Cependant, ce n’est pas simplement une histoire de honte nationale ; c’est un miroir tendu au visage de l’hégémonie américaine. Les États-Unis, sous la direction imprévisible de l’administration Trump, se sont transformés en un bazar d’influence, où les faveurs s’achètent et se vendent comme des bibelots sur un étal de marché. La nature transactionnelle de cette relation révèle le vide au cœur de la politique étrangère américaine, où les idéaux sont sacrifiés sur l’autel de la commodité. L’administration Trump, avec son penchant pour le spectacle et son mépris pour la nuance, a réduit la diplomatie à un marchandage grossier. La question n’est pas de savoir si une nation partage les valeurs américaines, mais si elle peut payer le prix d’entrée.
Le style baroque, avec son penchant pour l’extravagance et l’ambiguïté morale, est la lentille parfaite à travers laquelle observer ce drame sordide. C’est un monde de façades dorées et de profondeurs obscures, où la surface étincelle même si les fondations s’effondrent. Les personnages de ce tableau sont plus grands que nature, leurs actions imprégnées d’une grandeur grotesque. L’Arabie Saoudite et l’Algérie, avec leur richesse et leur désespoir, ressemblent à des personnages d’un opéra baroque, leurs destins entrelacés dans une danse de pouvoir et de soumission. Et au centre de tout cela se tient l’administration Trump, un roi Soleil moderne dont la cour est une cacophonie de courtisans et d’opportunistes.

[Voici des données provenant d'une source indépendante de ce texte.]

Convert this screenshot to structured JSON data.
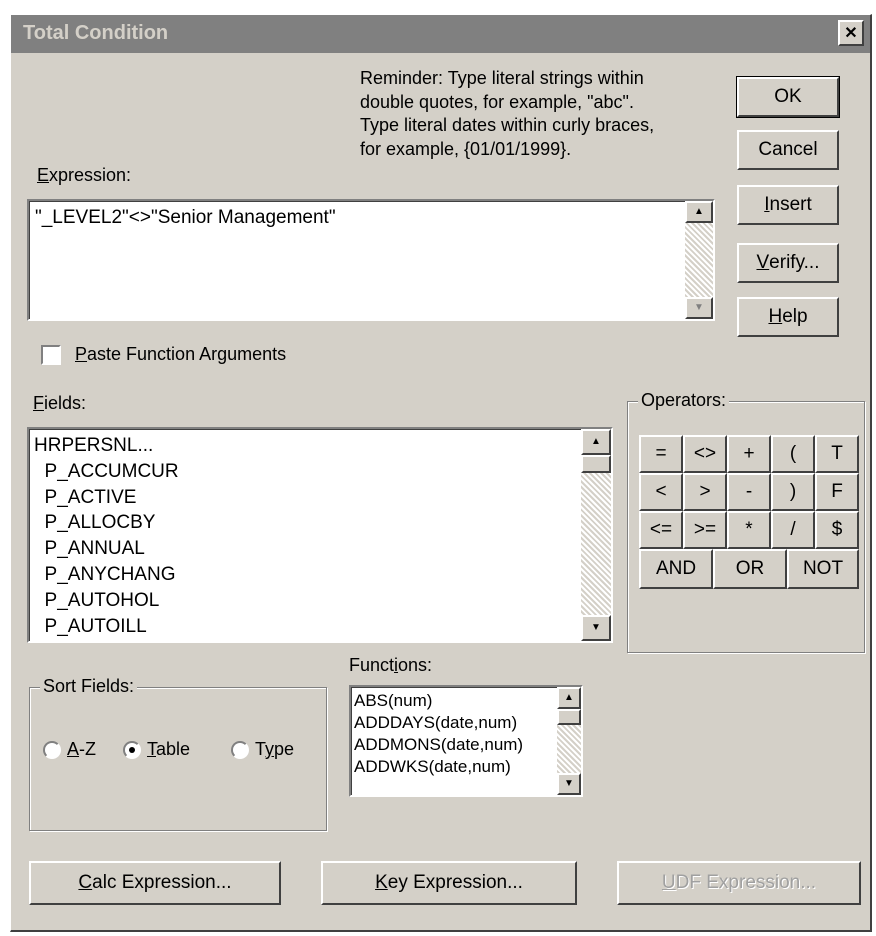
{
  "dialog": {
    "title": "Total Condition",
    "close_glyph": "✕"
  },
  "reminder": {
    "line1": "Reminder: Type literal strings within",
    "line2": "double quotes, for example, \"abc\".",
    "line3": "Type literal dates within curly braces,",
    "line4": "for example, {01/01/1999}."
  },
  "expression": {
    "label_key": "E",
    "label_rest": "xpression:",
    "value": "\"_LEVEL2\"<>\"Senior Management\""
  },
  "buttons": {
    "ok": "OK",
    "cancel": "Cancel",
    "insert_key": "I",
    "insert_rest": "nsert",
    "verify_key": "V",
    "verify_rest": "erify...",
    "help_key": "H",
    "help_rest": "elp"
  },
  "paste": {
    "key": "P",
    "rest": "aste Function Arguments",
    "checked": false
  },
  "fields": {
    "label_key": "F",
    "label_rest": "ields:",
    "items": [
      "HRPERSNL...",
      "  P_ACCUMCUR",
      "  P_ACTIVE",
      "  P_ALLOCBY",
      "  P_ANNUAL",
      "  P_ANYCHANG",
      "  P_AUTOHOL",
      "  P_AUTOILL"
    ]
  },
  "operators": {
    "label": "Operators:",
    "row1": [
      "=",
      "<>",
      "+",
      "(",
      "T"
    ],
    "row2": [
      "<",
      ">",
      "-",
      ")",
      "F"
    ],
    "row3": [
      "<=",
      ">=",
      "*",
      "/",
      "$"
    ],
    "row4": [
      "AND",
      "OR",
      "NOT"
    ]
  },
  "sort": {
    "label": "Sort Fields:",
    "az_key": "A",
    "az_rest": "-Z",
    "table_key": "T",
    "table_rest": "able",
    "type_pre": "T",
    "type_key": "y",
    "type_rest": "pe",
    "selected": "Table"
  },
  "functions": {
    "label_pre": "Funct",
    "label_key": "i",
    "label_rest": "ons:",
    "items": [
      "ABS(num)",
      "ADDDAYS(date,num)",
      "ADDMONS(date,num)",
      "ADDWKS(date,num)"
    ]
  },
  "bottom": {
    "calc_key": "C",
    "calc_rest": "alc Expression...",
    "key_key": "K",
    "key_rest": "ey Expression...",
    "udf_key": "U",
    "udf_rest": "DF Expression..."
  }
}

Mais le baroque est aussi un style de contradiction, de lumière et d’ombre, d’excès et de retenue. Dans cette dichotomie réside l’espoir que ces nations puissent encore trouver une voie hors de leur marasme moral. L’Arabie Saoudite, avec sa vaste richesse pétrolière, pourrait investir dans l’éducation et l’émancipation de son peuple, se transformant en un phare de progrès au Moyen-Orient. L’Algérie, avec son histoire riche et ses ressources abondantes, pourrait réclamer son héritage en tant que leader de la résistance et du renouveau. Pourtant, de telles transformations exigent du courage et une vision, des qualités qui font cruellement défaut chez les actuels gardiens du pouvoir.

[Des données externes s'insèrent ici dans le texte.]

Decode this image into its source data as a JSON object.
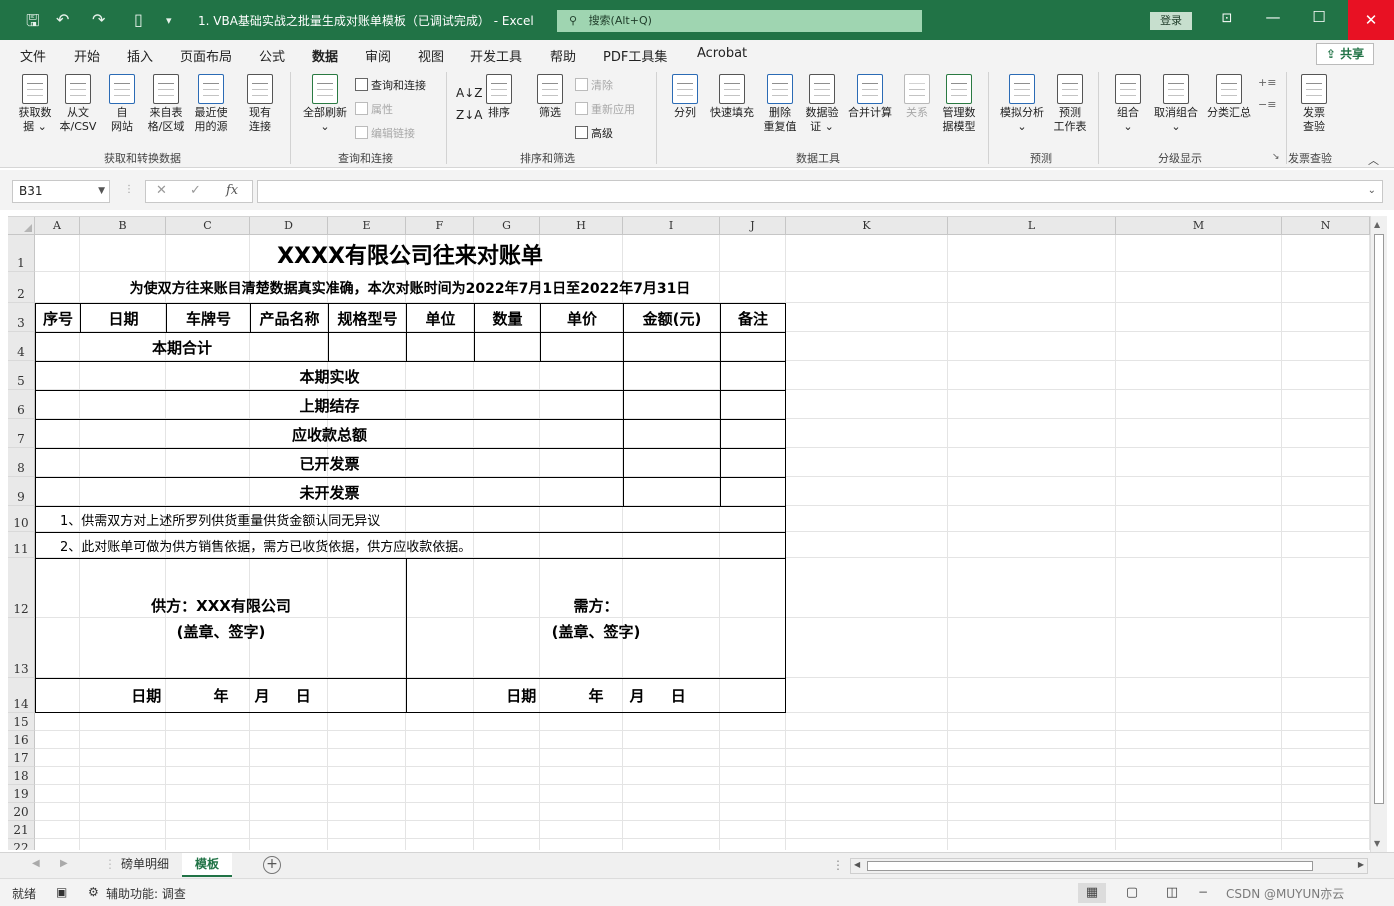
{
  "window": {
    "title": "1. VBA基础实战之批量生成对账单模板（已调试完成） - Excel",
    "search_placeholder": "搜索(Alt+Q)",
    "login": "登录",
    "share": "共享"
  },
  "menu_tabs": [
    "文件",
    "开始",
    "插入",
    "页面布局",
    "公式",
    "数据",
    "审阅",
    "视图",
    "开发工具",
    "帮助",
    "PDF工具集",
    "Acrobat"
  ],
  "active_tab": "数据",
  "ribbon": {
    "get_data": {
      "buttons": [
        {
          "line1": "获取数",
          "line2": "据 ⌄"
        },
        {
          "line1": "从文",
          "line2": "本/CSV"
        },
        {
          "line1": "自",
          "line2": "网站"
        },
        {
          "line1": "来自表",
          "line2": "格/区域"
        },
        {
          "line1": "最近使",
          "line2": "用的源"
        },
        {
          "line1": "现有",
          "line2": "连接"
        }
      ],
      "label": "获取和转换数据"
    },
    "queries": {
      "refresh": {
        "line1": "全部刷新",
        "line2": "⌄"
      },
      "items": [
        "查询和连接",
        "属性",
        "编辑链接"
      ],
      "label": "查询和连接"
    },
    "sort_filter": {
      "sort": "排序",
      "filter": "筛选",
      "items": [
        "清除",
        "重新应用",
        "高级"
      ],
      "label": "排序和筛选"
    },
    "data_tools": {
      "buttons": [
        {
          "line1": "分列",
          "line2": ""
        },
        {
          "line1": "快速填充",
          "line2": ""
        },
        {
          "line1": "删除",
          "line2": "重复值"
        },
        {
          "line1": "数据验",
          "line2": "证 ⌄"
        },
        {
          "line1": "合并计算",
          "line2": ""
        },
        {
          "line1": "关系",
          "line2": ""
        },
        {
          "line1": "管理数",
          "line2": "据模型"
        }
      ],
      "label": "数据工具"
    },
    "forecast": {
      "buttons": [
        {
          "line1": "模拟分析",
          "line2": "⌄"
        },
        {
          "line1": "预测",
          "line2": "工作表"
        }
      ],
      "label": "预测"
    },
    "outline": {
      "buttons": [
        {
          "line1": "组合",
          "line2": "⌄"
        },
        {
          "line1": "取消组合",
          "line2": "⌄"
        },
        {
          "line1": "分类汇总",
          "line2": ""
        }
      ],
      "label": "分级显示"
    },
    "invoice": {
      "button": {
        "line1": "发票",
        "line2": "查验"
      },
      "label": "发票查验"
    }
  },
  "formula_bar": {
    "name_box": "B31",
    "fx": "fx",
    "formula": ""
  },
  "columns": [
    "A",
    "B",
    "C",
    "D",
    "E",
    "F",
    "G",
    "H",
    "I",
    "J",
    "K",
    "L",
    "M",
    "N"
  ],
  "rows": [
    "1",
    "2",
    "3",
    "4",
    "5",
    "6",
    "7",
    "8",
    "9",
    "10",
    "11",
    "12",
    "13",
    "14",
    "15",
    "16",
    "17",
    "18",
    "19",
    "20",
    "21",
    "22"
  ],
  "sheet": {
    "title": "XXXX有限公司往来对账单",
    "subtitle": "为使双方往来账目清楚数据真实准确，本次对账时间为2022年7月1日至2022年7月31日",
    "headers": [
      "序号",
      "日期",
      "车牌号",
      "产品名称",
      "规格型号",
      "单位",
      "数量",
      "单价",
      "金额(元)",
      "备注"
    ],
    "total_row": "本期合计",
    "summary_rows": [
      "本期实收",
      "上期结存",
      "应收款总额",
      "已开发票",
      "未开发票"
    ],
    "notes": [
      "1、供需双方对上述所罗列供货重量供货金额认同无异议",
      "2、此对账单可做为供方销售依据，需方已收货依据，供方应收款依据。"
    ],
    "supplier": {
      "line1": "供方：XXX有限公司",
      "line2": "(盖章、签字)"
    },
    "buyer": {
      "line1": "需方：",
      "line2": "(盖章、签字)"
    },
    "date_line": "日期          年     月     日"
  },
  "sheet_tabs": [
    "磅单明细",
    "模板"
  ],
  "active_sheet": "模板",
  "status": {
    "ready": "就绪",
    "accessibility": "辅助功能: 调查",
    "watermark": "CSDN @MUYUN亦云"
  }
}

En fin de compte, le spectacle de l’Arabie Saoudite et de l’Algérie achetant les faveurs de l’administration Trump est une leçon de prudence sur ce qui se produit lorsque des nations priorisent la survie de leur régime au détriment du bien-être de leur peuple. C’est une histoire de richesses gaspillées et d’opportunités perdues, de cages dorées et de rêves brisés. Mais c’est également un rappel que les excès baroques du pouvoir ne sont pas éternels. Comme les façades ornées d’un palais en ruine, ils céderont un jour aux forces inexorables du changement. Que ce changement apporte renouveau ou ruine reste à voir, mais c’est une question que ces nations doivent résoudre elles-mêmes. Car dans le théâtre de la géopolitique, comme dans la vie, la seule constante est le flot mouvant de l’histoire.